A data annotation pipeline to generate high-quality, large-scale speech datasets with machine pre-labeling and fully manual auditing.

Overview

About

This repository provides data and code for the paper:

Scalable Data Annotation Pipeline for High-Quality Large Speech Datasets Development (submitted to NeurIPS 2021 Track on Datasets and Benchmarks Round2)
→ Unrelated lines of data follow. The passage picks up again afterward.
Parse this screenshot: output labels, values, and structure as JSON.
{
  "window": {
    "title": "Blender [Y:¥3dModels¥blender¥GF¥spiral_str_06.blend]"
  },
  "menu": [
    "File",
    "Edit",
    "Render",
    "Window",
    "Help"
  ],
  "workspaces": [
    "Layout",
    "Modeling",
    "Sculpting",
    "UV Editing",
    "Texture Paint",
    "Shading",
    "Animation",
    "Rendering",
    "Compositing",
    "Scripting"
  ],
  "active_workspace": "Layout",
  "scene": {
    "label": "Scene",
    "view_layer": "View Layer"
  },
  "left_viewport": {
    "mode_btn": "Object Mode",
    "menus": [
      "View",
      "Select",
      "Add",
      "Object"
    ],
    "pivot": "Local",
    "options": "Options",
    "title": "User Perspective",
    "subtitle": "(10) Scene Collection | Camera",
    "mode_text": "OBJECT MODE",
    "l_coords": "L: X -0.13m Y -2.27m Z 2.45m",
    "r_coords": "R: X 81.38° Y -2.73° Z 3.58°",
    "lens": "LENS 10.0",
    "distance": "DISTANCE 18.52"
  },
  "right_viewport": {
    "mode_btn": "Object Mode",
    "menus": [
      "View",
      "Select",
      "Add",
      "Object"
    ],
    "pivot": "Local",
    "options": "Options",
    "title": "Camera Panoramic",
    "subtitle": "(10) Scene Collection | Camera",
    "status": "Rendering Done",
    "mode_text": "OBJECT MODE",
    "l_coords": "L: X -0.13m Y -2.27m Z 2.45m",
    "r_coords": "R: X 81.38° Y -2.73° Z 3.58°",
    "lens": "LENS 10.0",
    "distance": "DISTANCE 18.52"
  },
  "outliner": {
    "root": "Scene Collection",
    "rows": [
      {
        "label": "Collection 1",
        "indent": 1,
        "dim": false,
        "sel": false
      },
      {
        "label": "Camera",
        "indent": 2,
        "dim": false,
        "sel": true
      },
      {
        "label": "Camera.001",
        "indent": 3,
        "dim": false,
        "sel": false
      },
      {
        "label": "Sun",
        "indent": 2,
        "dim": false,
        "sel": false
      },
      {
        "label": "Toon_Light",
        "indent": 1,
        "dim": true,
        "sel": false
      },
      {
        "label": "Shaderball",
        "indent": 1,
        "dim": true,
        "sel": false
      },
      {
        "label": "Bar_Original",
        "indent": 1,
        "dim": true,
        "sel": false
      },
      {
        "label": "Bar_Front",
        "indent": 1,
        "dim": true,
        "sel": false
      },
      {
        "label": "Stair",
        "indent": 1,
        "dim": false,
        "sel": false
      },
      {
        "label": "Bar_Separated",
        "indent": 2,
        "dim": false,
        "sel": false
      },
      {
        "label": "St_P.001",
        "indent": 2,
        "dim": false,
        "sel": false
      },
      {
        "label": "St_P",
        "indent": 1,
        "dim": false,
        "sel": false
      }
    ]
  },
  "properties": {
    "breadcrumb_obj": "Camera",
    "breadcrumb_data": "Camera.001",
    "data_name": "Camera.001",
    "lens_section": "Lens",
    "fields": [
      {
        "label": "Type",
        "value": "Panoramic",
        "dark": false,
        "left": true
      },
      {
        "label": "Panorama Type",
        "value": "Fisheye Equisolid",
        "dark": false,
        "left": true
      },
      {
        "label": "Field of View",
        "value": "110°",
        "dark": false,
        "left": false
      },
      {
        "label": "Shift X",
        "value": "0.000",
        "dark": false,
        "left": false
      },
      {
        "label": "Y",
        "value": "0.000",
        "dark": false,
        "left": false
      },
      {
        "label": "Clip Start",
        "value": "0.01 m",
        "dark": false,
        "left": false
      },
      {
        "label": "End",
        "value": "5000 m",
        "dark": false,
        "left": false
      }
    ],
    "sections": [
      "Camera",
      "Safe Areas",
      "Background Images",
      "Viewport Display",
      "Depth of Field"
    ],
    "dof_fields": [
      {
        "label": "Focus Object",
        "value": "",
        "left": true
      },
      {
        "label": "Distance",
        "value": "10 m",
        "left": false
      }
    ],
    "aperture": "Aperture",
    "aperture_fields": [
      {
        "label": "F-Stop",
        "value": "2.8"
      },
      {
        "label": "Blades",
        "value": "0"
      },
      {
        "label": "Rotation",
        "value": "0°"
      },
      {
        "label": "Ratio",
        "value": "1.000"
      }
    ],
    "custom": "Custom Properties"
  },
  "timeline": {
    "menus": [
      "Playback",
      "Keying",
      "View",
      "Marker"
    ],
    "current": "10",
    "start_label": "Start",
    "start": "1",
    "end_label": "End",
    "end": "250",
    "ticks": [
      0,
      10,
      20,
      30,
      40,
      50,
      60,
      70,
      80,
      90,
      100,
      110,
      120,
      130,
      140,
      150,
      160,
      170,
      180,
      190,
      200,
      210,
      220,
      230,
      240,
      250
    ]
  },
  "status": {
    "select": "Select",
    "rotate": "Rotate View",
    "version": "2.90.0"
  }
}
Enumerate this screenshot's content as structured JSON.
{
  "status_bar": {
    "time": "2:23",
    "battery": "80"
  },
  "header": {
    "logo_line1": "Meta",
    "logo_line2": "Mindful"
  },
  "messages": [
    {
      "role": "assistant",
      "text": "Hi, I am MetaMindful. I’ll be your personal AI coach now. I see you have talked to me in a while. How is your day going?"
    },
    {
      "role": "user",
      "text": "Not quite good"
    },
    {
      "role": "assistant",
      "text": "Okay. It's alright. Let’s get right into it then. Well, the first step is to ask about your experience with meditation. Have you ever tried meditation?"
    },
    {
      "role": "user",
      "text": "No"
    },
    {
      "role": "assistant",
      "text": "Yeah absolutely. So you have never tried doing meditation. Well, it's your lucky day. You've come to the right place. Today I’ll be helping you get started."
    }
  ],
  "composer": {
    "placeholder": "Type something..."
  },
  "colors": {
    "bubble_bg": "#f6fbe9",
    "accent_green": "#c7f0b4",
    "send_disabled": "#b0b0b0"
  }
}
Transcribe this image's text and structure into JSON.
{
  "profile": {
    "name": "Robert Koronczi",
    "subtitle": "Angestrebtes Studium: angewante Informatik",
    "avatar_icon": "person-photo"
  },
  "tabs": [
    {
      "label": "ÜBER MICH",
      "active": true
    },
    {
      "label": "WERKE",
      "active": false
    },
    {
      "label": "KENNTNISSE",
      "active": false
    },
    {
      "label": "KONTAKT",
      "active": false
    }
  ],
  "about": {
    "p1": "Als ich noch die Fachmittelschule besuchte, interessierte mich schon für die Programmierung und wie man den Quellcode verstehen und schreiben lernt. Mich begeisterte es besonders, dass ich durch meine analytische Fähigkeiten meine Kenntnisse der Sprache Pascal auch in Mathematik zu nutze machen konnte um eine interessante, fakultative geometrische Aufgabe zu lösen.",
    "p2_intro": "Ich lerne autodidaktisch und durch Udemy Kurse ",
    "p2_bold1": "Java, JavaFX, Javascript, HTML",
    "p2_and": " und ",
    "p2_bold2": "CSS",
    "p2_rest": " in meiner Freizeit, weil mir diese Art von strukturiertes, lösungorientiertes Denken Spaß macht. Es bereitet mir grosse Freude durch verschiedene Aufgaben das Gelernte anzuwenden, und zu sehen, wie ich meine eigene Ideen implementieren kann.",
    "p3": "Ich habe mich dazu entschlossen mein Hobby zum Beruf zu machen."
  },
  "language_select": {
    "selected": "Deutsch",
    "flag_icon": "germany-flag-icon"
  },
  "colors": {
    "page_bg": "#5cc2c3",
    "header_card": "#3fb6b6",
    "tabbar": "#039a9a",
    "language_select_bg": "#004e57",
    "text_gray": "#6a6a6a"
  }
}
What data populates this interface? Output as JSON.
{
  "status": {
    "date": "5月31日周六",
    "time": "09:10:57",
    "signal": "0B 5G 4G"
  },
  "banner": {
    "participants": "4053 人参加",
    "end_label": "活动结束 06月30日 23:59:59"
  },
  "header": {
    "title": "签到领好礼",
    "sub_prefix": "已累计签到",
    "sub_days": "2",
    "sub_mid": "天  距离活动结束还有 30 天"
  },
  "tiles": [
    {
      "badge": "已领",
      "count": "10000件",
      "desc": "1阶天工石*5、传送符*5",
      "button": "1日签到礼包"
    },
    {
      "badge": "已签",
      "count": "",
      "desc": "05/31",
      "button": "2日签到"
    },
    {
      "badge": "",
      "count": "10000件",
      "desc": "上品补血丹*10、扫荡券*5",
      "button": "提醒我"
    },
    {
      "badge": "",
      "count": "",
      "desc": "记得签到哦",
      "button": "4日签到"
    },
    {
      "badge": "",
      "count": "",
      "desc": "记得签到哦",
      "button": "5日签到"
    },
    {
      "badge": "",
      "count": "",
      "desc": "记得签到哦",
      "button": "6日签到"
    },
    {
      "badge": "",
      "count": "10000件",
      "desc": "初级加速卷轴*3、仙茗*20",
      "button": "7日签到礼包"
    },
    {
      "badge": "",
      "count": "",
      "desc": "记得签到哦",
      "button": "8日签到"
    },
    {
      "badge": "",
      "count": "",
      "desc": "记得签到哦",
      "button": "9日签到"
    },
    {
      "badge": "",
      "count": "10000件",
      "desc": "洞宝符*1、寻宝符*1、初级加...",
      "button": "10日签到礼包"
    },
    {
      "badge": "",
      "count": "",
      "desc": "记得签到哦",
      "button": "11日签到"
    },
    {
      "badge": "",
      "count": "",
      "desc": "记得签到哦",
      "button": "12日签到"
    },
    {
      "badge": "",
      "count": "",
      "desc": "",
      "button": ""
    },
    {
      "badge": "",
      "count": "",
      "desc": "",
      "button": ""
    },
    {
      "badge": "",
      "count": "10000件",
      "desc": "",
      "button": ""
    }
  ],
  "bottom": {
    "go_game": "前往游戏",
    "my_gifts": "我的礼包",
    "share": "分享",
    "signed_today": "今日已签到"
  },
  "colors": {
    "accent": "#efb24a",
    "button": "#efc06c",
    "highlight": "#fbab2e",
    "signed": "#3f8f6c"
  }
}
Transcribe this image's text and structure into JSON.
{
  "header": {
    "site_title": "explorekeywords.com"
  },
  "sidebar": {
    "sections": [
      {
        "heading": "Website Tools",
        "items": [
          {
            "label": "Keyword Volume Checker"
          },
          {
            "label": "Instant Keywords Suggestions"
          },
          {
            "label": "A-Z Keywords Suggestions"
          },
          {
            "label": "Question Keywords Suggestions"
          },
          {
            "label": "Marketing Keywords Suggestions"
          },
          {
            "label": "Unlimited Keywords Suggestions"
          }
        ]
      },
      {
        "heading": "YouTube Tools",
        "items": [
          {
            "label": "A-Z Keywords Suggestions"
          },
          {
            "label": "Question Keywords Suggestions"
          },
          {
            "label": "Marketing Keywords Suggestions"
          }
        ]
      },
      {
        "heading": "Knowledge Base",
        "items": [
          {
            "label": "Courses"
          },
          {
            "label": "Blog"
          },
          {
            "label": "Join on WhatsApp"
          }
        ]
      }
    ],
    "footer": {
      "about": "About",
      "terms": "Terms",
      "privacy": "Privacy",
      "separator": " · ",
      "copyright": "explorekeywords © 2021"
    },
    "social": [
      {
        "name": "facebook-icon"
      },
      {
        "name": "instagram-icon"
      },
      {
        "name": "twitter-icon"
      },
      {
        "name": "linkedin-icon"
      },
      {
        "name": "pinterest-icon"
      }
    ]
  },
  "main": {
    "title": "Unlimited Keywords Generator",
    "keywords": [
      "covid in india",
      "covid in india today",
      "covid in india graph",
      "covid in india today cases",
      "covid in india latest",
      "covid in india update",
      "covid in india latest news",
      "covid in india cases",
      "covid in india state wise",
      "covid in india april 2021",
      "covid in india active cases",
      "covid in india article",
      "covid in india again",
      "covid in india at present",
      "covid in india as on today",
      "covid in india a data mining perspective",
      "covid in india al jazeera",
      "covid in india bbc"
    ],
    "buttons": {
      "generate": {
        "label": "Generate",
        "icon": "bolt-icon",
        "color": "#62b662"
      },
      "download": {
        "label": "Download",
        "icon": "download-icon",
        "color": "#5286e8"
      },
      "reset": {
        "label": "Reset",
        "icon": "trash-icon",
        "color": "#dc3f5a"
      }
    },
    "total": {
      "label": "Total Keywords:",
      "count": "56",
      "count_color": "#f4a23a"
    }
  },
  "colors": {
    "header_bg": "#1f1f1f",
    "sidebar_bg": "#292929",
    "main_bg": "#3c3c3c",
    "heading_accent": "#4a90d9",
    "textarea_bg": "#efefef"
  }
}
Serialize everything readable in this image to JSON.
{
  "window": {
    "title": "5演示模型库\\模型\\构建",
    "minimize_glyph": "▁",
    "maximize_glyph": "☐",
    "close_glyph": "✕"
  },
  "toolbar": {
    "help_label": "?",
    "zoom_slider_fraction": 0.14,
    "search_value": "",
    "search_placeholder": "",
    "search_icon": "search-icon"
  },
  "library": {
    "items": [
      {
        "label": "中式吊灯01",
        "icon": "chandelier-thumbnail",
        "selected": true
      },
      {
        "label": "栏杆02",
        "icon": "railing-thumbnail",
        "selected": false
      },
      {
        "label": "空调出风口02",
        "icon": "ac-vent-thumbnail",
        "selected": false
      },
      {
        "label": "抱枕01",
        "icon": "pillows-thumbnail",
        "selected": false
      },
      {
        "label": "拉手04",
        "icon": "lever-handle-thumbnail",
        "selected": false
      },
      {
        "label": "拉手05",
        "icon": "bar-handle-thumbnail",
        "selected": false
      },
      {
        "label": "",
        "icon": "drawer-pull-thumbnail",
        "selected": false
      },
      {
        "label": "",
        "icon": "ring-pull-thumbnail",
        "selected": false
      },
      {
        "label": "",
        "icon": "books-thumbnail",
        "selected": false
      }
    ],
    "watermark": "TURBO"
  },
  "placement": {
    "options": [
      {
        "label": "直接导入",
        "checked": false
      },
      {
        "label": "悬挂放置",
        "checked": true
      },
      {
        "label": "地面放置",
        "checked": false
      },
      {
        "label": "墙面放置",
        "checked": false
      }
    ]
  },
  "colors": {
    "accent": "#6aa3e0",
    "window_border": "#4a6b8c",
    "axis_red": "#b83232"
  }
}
Authors: Mingkuan Liu, Chi Zhang, Hua Xing, Chao Feng, Monchu Chen, Judith Bishop, Grace Ngapo

Keywords: speech processing, speech dataset, human in the loop, annotation pipeline, quality assurance, speech annotation

Abstract

This paper introduces a human-in-the-loop (HITL) data annotation pipeline to generate high-quality, large-scale speech datasets. The pipeline combines human and machine advantages to more quickly, accurately, and cost-effectively annotate datasets with machine pre-labeling and fully manual auditing. Quality control mechanisms such as blind testing, behavior monitoring, and data validation have been adopted in the annotation pipeline to mitigate potential bias introduced by machine-generated labels. Our A/B testing and pilot results demonstrated the HITL pipeline can improve annotation speed and capacity by at least 80% and quality is comparable to or higher than manual double pass annotation. We are leveraging this scalable pipeline to create and continuously grow ultra-high volume off-the-shelf (UHV-OTS) speech corpora for multiple languages, with the capability to expand to 10,000+ hours per language annually. Customized datasets can be produced from the UHV-OTS corpora using dynamic packaging. UHV-OTS is a long-term Appen project to support commercial and academic research data needs in speech processing. Appen will donate a number of free speech datasets from the UHV-OTS each year to support academic and open source community research under the CC-BY-SA license. We are also releasing the code of the data pre-processing and pre-tagging pipeline under the Apache 2.0 license to allow reproduction of the results reported in the paper. Code and data are available in https://github.com/Appen/UHV-OTS-Speech

HITL speech corpora development system pipeline for UHV-OTS corpora

Reproduce the automated machine pre-labeling results reported in the paper

0. Experiment envirionments setup

We use docker to run all the experiments and data processing for the corpora construction. To illustrate the algorithms used in the automatic modules in our pipeline, we build this docker enveronment containing all the testing scripts or demo scripts of each module. After you git cloned this repo, please run the docker build command like in below.

cd UHV-OTS-Speech
docker build -t uhv-ots-speech-demo:cpu ./

After the images has been built, please docker run the image in a container.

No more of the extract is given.